Let me give you some of his ‘big’ sites and how their # indexed pages have dropped:
- Myspace: from 179 mio to 7 mio
- RottenTomatoes: from 4 mio to 100.000
- IGN: from 4 mio to 300.000
- Stats.com: from 2.4 mio to 50.000
- News.com.au: from 1.2 mio to 70.000
- Sky.com: from 1.4 mio to 85.000
I suspect the Fox, National Geographic, Daily Telegraph, and other sites will soon follow.
Did he send in the robots?
I checked to see if NewsCorp finally started using the robots.txt
file, because that’s the way you’re supposed to remove content from Google, not with press conferences.
Myspace:
User-agent: * Disallow:
RottenTomatoes:
User-agent: Mediapartners-Google Disallow:
And the answer there is “no”. So I’m not sure how they tell the Google crawler to stay out.
— UPDATE —
Source of the data:
The numbers come from http://tools.forret.com/newscorp/, which uses the Google Search API. I double-checked the replies from the API: for MySpace.com I get "estimatedResultCount": "6950000"
so 7 million, not 179 million. If there’s an error, it’s in the Googleplex.
It’s a fake graph, or a bug.
It might be a bug in the Google Search API results. But the graph is not fake.
Could this have anything to do with it..?
http://www.seomoz.org/blog/googles-indexation-cap
Have you been monitoring any non-Newscorp sites a “control” sample, to make sure it’s not just a new algorithm from Google?
Interesting chart – going from 192m to 12m is significant.

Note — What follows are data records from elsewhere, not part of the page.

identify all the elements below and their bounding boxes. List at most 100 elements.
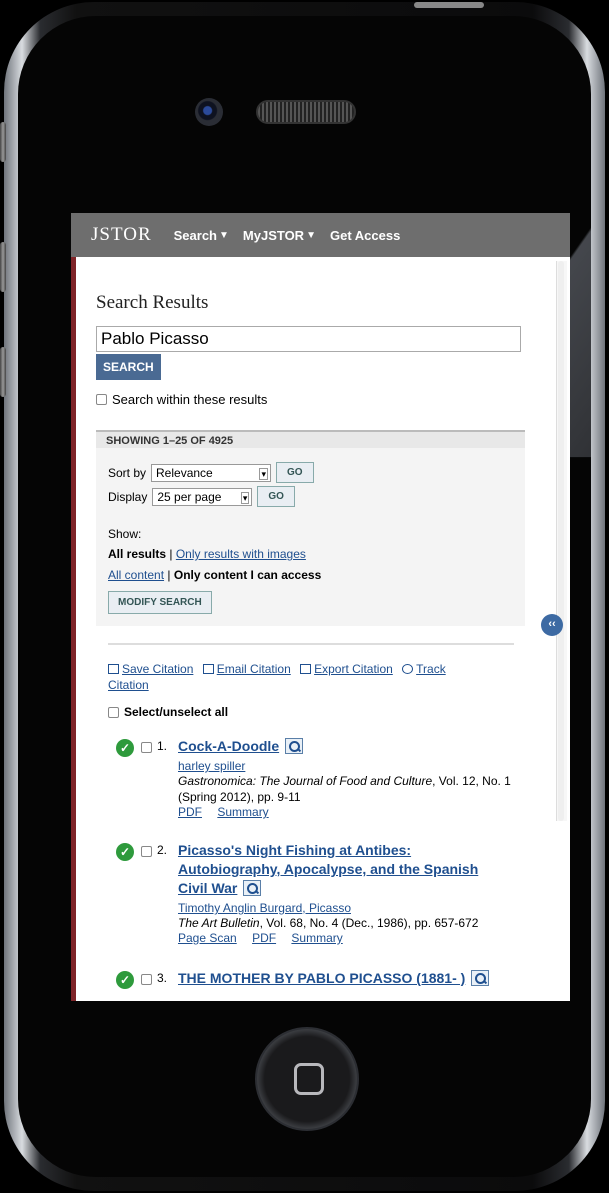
access-check-icon: ✓ xyxy=(116,739,134,757)
result-journal: Gastronomica: The Journal of Food and Cu… xyxy=(178,773,526,805)
front-camera xyxy=(195,98,223,126)
clock-icon xyxy=(402,664,414,674)
access-check-icon: ✓ xyxy=(116,971,134,989)
result-checkbox[interactable] xyxy=(141,974,152,985)
magnifier-icon[interactable] xyxy=(285,738,304,754)
scrollbar[interactable] xyxy=(556,261,567,821)
main-content: Search Results SEARCH Search within thes… xyxy=(96,257,526,989)
result-links: Page Scan PDF Summary xyxy=(178,931,526,945)
select-all-row[interactable]: Select/unselect all xyxy=(96,705,526,719)
results-filter-row: All results | Only results with images xyxy=(108,547,525,561)
nav-search[interactable]: Search ▼ xyxy=(174,228,229,243)
divider xyxy=(108,643,514,645)
email-citation-link[interactable]: Email Citation xyxy=(202,662,291,676)
result-author-link[interactable]: Picasso xyxy=(309,901,351,915)
sort-label: Sort by xyxy=(108,465,147,480)
search-within-option[interactable]: Search within these results xyxy=(96,392,526,407)
display-go-button[interactable]: GO xyxy=(257,486,295,507)
home-button[interactable] xyxy=(255,1027,359,1131)
list-item: ✓ 3. THE MOTHER BY PABLO PICASSO (1881- … xyxy=(96,969,526,989)
nav-search-label: Search xyxy=(173,227,217,243)
track-citation-link[interactable]: Track xyxy=(402,662,446,676)
dropdown-arrow-icon: ▾ xyxy=(240,491,250,504)
export-icon xyxy=(300,664,312,674)
caret-down-icon: ▼ xyxy=(219,229,229,241)
result-title-link[interactable]: THE MOTHER BY PABLO PICASSO (1881- ) xyxy=(178,970,465,986)
sort-value: Relevance xyxy=(156,465,213,480)
accent-bar xyxy=(71,257,76,1001)
journal-name: The Art Bulletin xyxy=(178,916,260,930)
result-links: PDF Summary xyxy=(178,805,526,819)
pdf-link[interactable]: PDF xyxy=(178,805,202,819)
result-number: 3. xyxy=(157,971,168,985)
content-filter-row: All content | Only content I can access xyxy=(108,568,525,582)
page-scan-link[interactable]: Page Scan xyxy=(178,931,237,945)
only-images-link[interactable]: Only results with images xyxy=(176,547,306,561)
citation-tools: Save Citation Email Citation Export Cita… xyxy=(96,661,526,693)
list-item: ✓ 2. Picasso's Night Fishing at Antibes:… xyxy=(96,841,526,945)
caret-down-icon: ▼ xyxy=(306,229,316,241)
only-access-option: Only content I can access xyxy=(173,568,322,582)
email-icon xyxy=(202,664,214,674)
save-icon xyxy=(108,664,119,674)
save-citation-link[interactable]: Save Citation xyxy=(108,662,193,676)
modify-search-button[interactable]: MODIFY SEARCH xyxy=(108,591,212,614)
search-button[interactable]: SEARCH xyxy=(96,354,161,380)
display-row: Display 25 per page ▾ GO xyxy=(108,486,525,507)
showing-count: SHOWING 1–25 OF 4925 xyxy=(96,430,525,448)
page-title: Search Results xyxy=(96,292,209,313)
display-select[interactable]: 25 per page ▾ xyxy=(152,487,253,506)
home-square-icon xyxy=(294,1063,324,1095)
magnifier-icon[interactable] xyxy=(471,970,490,986)
search-within-label: Search within these results xyxy=(112,392,268,407)
result-author-link[interactable]: Timothy Anglin Burgard xyxy=(178,901,302,915)
list-item: ✓ 1. Cock-A-Doodle harley spiller Gastro… xyxy=(96,737,526,819)
email-citation-label: Email Citation xyxy=(216,662,291,676)
jstor-logo[interactable]: JSTOR xyxy=(91,224,152,246)
collapse-panel-button[interactable]: ‹‹ xyxy=(541,614,563,636)
result-number: 1. xyxy=(157,739,168,753)
export-citation-link[interactable]: Export Citation xyxy=(300,662,393,676)
journal-details: , Vol. 68, No. 4 (Dec., 1986), pp. 657-6… xyxy=(259,916,479,930)
result-title-link[interactable]: Cock-A-Doodle xyxy=(178,738,279,754)
nav-myjstor-label: MyJSTOR xyxy=(242,227,305,243)
result-title-link[interactable]: Picasso's Night Fishing at Antibes: Auto… xyxy=(178,842,478,896)
display-value: 25 per page xyxy=(157,489,222,504)
select-all-checkbox[interactable] xyxy=(108,706,119,718)
sort-go-button[interactable]: GO xyxy=(276,462,314,483)
pdf-link[interactable]: PDF xyxy=(252,931,276,945)
earpiece-speaker xyxy=(256,100,356,124)
access-check-icon: ✓ xyxy=(116,843,134,861)
sort-select[interactable]: Relevance ▾ xyxy=(151,463,272,482)
volume-down-button xyxy=(0,347,6,397)
nav-myjstor[interactable]: MyJSTOR ▼ xyxy=(243,228,316,243)
search-input[interactable] xyxy=(96,326,521,352)
nav-get-access[interactable]: Get Access xyxy=(330,228,400,243)
journal-name: Gastronomica: The Journal of Food and Cu… xyxy=(178,774,433,788)
result-checkbox[interactable] xyxy=(141,742,152,753)
scrollbar-thumb[interactable] xyxy=(558,261,564,821)
result-journal: The Art Bulletin, Vol. 68, No. 4 (Dec., … xyxy=(178,915,526,931)
volume-up-button xyxy=(0,242,6,292)
search-within-checkbox[interactable] xyxy=(96,394,107,405)
result-authors: Timothy Anglin Burgard, Picasso xyxy=(178,901,351,915)
result-options-panel: Sort by Relevance ▾ GO Display 25 per pa… xyxy=(96,448,525,626)
all-content-link[interactable]: All content xyxy=(108,568,164,582)
result-author-link[interactable]: harley spiller xyxy=(178,759,526,773)
separator: | xyxy=(167,568,171,582)
sort-row: Sort by Relevance ▾ GO xyxy=(108,462,525,483)
export-citation-label: Export Citation xyxy=(314,662,393,676)
all-results-option: All results xyxy=(108,547,167,561)
magnifier-icon[interactable] xyxy=(243,880,262,896)
result-checkbox[interactable] xyxy=(141,846,152,857)
dropdown-arrow-icon: ▾ xyxy=(259,467,269,480)
display-label: Display xyxy=(108,489,148,504)
top-navbar: JSTOR Search ▼ MyJSTOR ▼ Get Access xyxy=(71,213,570,257)
separator: | xyxy=(169,547,173,561)
power-button xyxy=(414,2,484,8)
track-label: Track xyxy=(416,662,446,676)
summary-link[interactable]: Summary xyxy=(291,931,342,945)
track-citation-link-cont[interactable]: Citation xyxy=(108,678,149,692)
summary-link[interactable]: Summary xyxy=(217,805,268,819)
save-citation-label: Save Citation xyxy=(122,662,194,676)
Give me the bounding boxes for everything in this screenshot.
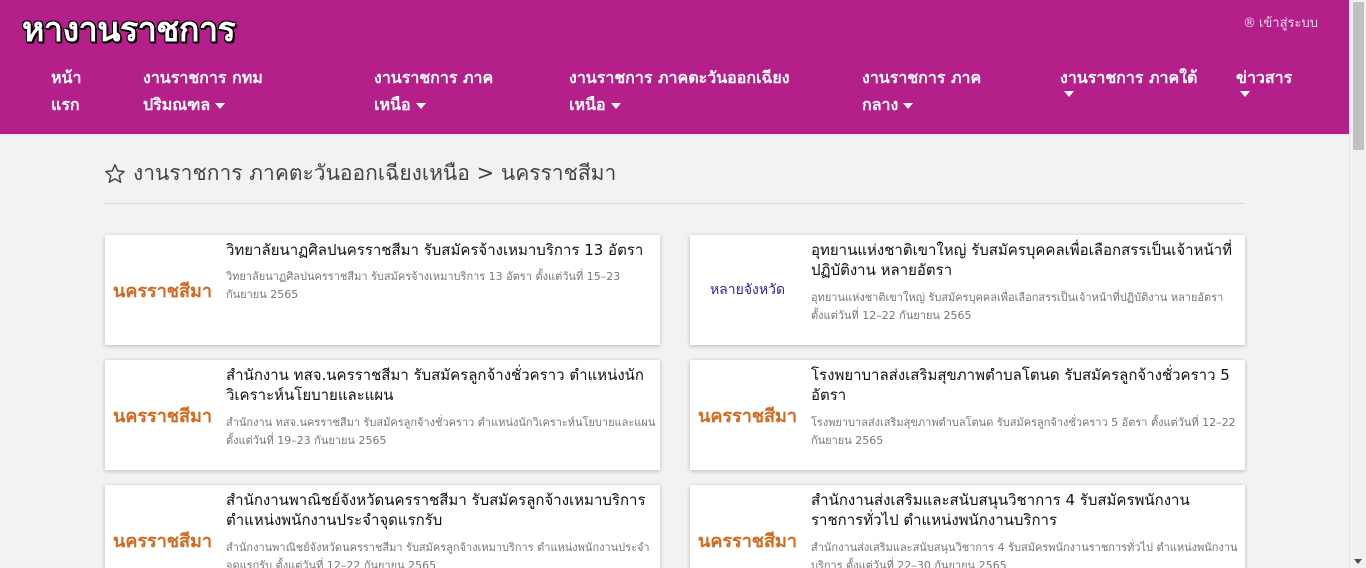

I wonder how difficult it is going to be to do the necessary work when they decide to go in the opposite direction…
This decision is going to simultaneously destroy and create careers – and further, at some point the careers that the decision creates (in the beginning) will ultimately be destroyed when the decision is ultimately reversed.
A few of us at the Googleplex are checking this out and not seeing anything very unusual on our end (search results estimates are just that–estimates). As Paul Lomax asked, what sort of control sample are you using of regular sites?
the estimatedResultCount is “a rough estimate and is not
reliable enough to be used for research/exact calculations. It is subject to frequent change as our index changes.”
http://ferodynamics.com/google-delists-myspace/
@Matt: I have made a comparison between the numbers coming back from the API and the ‘normal’ website:
http://tools.forret.com/newscorp/reference.php
For a few web sites (e.g. Yahoo!) the numbers are the same. For most of them they are hugely different.